Below is a small link to a file made by the police about the photographers rights, it's the main ones you need to know and you can print this off and carry it on your person, because it was made by the police they can't really argue with what it said on it.
A few things to remember
In Public you can photograph whatever or whoever you like, some pedestrians like to think they know the law but no one can physically touch you or your camera, or even ask you to delete images.
Always be polite to the police if you get stopped, although they can't do anything about your photography they won't stand for back talk.

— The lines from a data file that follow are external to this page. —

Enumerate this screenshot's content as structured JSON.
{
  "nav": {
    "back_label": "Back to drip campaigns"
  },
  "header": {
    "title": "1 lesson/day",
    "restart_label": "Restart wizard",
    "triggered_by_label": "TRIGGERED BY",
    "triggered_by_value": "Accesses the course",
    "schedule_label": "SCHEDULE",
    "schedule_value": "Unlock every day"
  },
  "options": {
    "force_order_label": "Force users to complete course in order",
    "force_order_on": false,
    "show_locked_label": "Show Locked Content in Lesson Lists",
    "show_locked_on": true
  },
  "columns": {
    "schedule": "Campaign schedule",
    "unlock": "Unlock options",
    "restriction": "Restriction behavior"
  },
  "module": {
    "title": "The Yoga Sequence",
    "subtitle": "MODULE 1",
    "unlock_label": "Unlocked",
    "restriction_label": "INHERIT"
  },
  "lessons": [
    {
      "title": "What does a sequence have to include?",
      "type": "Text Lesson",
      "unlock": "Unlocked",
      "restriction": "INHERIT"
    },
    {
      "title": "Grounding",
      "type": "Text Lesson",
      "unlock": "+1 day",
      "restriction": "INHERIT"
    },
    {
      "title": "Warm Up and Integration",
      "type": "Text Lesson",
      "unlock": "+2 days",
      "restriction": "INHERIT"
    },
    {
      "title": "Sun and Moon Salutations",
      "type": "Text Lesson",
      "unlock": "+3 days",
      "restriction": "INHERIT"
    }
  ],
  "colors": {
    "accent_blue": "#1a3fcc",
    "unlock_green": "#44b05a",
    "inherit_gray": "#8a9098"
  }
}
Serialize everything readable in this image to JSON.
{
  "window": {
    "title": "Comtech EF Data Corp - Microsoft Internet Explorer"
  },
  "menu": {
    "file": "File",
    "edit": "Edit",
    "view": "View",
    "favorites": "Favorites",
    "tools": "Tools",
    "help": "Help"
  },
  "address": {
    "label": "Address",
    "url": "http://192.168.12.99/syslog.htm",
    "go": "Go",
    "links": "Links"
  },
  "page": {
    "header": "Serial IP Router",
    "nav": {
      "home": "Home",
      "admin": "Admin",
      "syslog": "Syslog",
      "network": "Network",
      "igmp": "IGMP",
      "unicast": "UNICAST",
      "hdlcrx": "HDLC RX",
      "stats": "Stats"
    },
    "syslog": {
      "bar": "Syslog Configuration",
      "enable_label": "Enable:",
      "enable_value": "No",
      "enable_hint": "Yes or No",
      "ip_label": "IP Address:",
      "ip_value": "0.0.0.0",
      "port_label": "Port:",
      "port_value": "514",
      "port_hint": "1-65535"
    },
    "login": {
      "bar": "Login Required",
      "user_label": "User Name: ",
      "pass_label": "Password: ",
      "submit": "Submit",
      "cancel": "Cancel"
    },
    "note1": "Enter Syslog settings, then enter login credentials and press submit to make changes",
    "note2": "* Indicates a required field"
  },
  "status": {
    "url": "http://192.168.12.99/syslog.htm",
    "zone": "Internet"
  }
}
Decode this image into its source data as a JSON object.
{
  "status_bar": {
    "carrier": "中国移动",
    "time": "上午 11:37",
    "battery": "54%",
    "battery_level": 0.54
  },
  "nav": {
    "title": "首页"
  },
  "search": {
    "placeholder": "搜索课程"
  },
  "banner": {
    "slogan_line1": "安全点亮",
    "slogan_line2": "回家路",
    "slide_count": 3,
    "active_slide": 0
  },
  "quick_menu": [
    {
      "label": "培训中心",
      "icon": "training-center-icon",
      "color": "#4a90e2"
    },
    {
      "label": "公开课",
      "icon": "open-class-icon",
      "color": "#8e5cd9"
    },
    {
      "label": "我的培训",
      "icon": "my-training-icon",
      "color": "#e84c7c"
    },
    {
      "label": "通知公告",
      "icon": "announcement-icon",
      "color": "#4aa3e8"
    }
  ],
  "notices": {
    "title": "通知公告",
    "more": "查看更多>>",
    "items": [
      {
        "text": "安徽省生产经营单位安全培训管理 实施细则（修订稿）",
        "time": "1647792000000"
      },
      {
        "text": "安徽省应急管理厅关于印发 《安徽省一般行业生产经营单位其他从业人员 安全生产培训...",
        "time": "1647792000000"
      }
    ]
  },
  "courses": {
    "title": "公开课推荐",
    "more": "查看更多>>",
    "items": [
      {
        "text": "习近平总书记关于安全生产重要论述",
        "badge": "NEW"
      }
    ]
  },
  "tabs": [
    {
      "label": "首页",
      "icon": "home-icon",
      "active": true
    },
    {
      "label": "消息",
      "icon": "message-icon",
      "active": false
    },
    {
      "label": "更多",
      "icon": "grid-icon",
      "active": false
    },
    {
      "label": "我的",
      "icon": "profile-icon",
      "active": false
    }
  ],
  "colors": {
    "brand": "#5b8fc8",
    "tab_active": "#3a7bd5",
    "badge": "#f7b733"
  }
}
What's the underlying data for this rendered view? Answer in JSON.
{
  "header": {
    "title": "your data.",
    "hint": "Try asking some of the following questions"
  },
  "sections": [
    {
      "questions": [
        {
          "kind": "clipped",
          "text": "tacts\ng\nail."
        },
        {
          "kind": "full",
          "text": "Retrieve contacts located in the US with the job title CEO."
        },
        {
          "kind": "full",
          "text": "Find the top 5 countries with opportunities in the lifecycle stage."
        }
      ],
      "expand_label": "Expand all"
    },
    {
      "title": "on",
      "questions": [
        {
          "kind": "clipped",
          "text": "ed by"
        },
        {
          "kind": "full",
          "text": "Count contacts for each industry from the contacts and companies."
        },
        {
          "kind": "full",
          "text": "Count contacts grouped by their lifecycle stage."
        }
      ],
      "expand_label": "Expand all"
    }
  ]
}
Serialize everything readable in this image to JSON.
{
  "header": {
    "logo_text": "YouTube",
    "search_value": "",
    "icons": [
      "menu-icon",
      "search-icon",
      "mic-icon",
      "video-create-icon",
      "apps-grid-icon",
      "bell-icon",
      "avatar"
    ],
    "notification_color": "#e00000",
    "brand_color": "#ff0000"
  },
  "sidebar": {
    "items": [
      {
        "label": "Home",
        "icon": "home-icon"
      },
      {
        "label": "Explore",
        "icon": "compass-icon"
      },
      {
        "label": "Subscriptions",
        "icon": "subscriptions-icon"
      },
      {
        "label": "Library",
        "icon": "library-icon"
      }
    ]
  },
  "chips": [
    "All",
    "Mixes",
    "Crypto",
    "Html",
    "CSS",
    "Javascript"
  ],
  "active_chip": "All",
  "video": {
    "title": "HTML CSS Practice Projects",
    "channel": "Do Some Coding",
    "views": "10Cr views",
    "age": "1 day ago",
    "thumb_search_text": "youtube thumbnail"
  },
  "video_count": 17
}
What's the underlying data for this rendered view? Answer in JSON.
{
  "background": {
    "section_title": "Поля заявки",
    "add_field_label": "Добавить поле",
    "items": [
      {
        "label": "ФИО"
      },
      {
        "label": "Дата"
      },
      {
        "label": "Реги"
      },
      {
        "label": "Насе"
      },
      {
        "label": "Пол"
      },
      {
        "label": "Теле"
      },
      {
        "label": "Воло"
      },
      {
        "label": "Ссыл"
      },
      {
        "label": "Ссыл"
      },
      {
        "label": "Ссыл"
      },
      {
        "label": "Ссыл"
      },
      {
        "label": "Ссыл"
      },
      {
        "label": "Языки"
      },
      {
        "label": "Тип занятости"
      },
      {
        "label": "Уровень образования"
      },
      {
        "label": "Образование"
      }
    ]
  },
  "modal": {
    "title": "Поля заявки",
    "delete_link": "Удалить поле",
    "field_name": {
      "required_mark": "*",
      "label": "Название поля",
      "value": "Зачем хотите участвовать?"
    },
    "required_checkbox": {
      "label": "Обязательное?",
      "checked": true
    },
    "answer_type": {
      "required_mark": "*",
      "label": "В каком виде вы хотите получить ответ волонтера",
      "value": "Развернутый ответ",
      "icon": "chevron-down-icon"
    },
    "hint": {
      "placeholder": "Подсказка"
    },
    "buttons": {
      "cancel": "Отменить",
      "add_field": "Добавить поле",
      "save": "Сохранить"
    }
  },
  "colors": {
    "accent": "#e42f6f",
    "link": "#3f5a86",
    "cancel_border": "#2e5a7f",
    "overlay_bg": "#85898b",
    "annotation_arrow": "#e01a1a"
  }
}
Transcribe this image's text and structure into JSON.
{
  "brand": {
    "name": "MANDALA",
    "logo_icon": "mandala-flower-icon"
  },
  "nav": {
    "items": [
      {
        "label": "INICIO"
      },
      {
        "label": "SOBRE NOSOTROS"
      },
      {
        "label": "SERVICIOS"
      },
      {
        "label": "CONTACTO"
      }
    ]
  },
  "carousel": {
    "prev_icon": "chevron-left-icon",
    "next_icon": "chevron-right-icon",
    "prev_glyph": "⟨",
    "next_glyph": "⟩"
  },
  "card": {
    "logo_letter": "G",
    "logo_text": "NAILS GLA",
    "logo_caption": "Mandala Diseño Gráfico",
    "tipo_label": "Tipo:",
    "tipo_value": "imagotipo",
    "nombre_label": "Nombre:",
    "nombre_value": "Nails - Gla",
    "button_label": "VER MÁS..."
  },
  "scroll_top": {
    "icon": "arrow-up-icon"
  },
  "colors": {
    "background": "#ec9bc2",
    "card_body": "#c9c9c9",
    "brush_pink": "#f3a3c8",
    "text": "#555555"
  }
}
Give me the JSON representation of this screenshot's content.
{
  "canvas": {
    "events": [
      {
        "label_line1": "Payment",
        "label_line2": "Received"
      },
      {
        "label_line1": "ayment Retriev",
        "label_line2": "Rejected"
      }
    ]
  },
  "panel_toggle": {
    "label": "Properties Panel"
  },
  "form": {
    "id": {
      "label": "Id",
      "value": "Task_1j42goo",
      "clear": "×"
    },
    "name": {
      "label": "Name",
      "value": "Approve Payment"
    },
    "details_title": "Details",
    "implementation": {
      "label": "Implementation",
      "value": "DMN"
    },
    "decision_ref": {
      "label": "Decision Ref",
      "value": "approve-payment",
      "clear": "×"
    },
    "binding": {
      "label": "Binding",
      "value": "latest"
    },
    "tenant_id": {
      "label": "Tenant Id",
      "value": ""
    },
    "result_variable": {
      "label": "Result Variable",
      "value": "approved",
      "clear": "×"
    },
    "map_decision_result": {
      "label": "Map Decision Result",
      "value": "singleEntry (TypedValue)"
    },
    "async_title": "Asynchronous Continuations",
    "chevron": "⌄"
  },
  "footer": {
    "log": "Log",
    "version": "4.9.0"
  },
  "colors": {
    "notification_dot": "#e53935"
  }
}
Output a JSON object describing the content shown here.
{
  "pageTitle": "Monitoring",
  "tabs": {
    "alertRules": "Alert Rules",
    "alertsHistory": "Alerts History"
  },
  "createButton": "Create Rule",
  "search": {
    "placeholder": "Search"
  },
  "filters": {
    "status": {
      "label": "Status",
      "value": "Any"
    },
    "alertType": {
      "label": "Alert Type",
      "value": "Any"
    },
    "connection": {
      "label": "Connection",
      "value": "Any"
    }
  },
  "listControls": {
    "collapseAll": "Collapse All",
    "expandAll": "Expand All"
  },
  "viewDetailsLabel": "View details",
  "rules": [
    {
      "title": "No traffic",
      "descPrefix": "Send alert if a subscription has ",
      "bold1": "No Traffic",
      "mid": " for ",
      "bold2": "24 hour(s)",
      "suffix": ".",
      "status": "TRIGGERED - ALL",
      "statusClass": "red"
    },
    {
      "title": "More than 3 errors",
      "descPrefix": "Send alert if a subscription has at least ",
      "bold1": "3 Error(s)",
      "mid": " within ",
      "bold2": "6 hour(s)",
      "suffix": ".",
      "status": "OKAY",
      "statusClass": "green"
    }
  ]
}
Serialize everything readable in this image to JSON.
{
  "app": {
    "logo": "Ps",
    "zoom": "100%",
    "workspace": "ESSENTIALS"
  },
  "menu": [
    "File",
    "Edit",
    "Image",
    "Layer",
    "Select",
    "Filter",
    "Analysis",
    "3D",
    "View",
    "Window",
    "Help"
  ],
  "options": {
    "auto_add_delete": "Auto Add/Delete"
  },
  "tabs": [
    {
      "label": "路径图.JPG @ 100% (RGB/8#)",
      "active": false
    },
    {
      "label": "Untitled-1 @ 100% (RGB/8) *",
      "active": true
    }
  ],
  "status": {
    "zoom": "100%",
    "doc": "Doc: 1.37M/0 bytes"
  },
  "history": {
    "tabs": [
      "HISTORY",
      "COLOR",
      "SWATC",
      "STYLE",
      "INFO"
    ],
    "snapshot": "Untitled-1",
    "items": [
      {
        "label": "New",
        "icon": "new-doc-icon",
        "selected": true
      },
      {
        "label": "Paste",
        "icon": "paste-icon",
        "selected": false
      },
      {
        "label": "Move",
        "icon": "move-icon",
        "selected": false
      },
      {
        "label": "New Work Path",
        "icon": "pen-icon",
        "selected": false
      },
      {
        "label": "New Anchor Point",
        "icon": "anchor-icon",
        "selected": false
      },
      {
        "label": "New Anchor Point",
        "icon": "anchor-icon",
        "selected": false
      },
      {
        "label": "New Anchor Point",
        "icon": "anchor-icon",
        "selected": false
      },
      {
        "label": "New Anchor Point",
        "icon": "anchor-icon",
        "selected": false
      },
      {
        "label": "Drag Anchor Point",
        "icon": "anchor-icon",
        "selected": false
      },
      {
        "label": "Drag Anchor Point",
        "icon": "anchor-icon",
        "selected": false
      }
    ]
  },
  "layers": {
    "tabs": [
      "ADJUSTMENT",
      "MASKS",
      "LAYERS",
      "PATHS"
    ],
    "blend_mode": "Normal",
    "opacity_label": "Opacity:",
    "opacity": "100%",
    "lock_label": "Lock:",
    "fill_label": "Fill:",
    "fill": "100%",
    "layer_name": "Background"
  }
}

You do not have to give your name, address, or even show ID unless you are told of the crime you are apparently committing. You can even ask them why they chose to stop you and what they are looking for. They can only stop you for photography if you are acting suspiciously in a terrorist manor, and they have to inform you of this. Now these things are all well and good in public places, but anyone who will be reading this will not be photographing in public places.
The law when trespassing is quite different. Any activity at night is classed as suspicious as far as the police are concerned, if your trespassing they will be quite certain you are doing something illegal, in some cases this will be true but you can usually talk you way out of most situations.
Things to remember when on private property or trespassing.
It still applies that they cannot touch you or your equipment or ask for deletion of images.
Usually when caught trespassing police would just ask you to leave, depending where you are this can be more serious.
There is a difference between trespassing and breaking and entering and it is a line which only you can personally decide to cross. If the police catch you breaking and entering it's worse than just catching you trespassing. You can also be wrongly accused of breaking and entering while trespassing, all you can do is explain your situation and hope they understand, there is nothing worse than being done for something you didn't do but this is a risk we all take.
Trespassing on national rail land can lead up to a £1000 fine and has certain risks and dangers that could involve your death, so be careful.
Trespassing on ministry of defence can lead up to a £5000 fine and 6 months in prison. Just so you know what you might be letting yourself in for, It is illegal to take photographs on ministry of defence land because of the terrorism act and all trespassing does not lead to a slap on the wrists. There is often a chance you could be unknowning tresspassing and shooting on MOD land. Playing it stupid isn't always a bad thing and can get you out of a lot of trouble.
That is pretty much everything every night photographer should know about the law, it's mainly common sense, we all chose to go to these places and we know the risks of trespassing and breaking these laws but we still do it, so when we do get caught we have to face up to the consequences of our actions.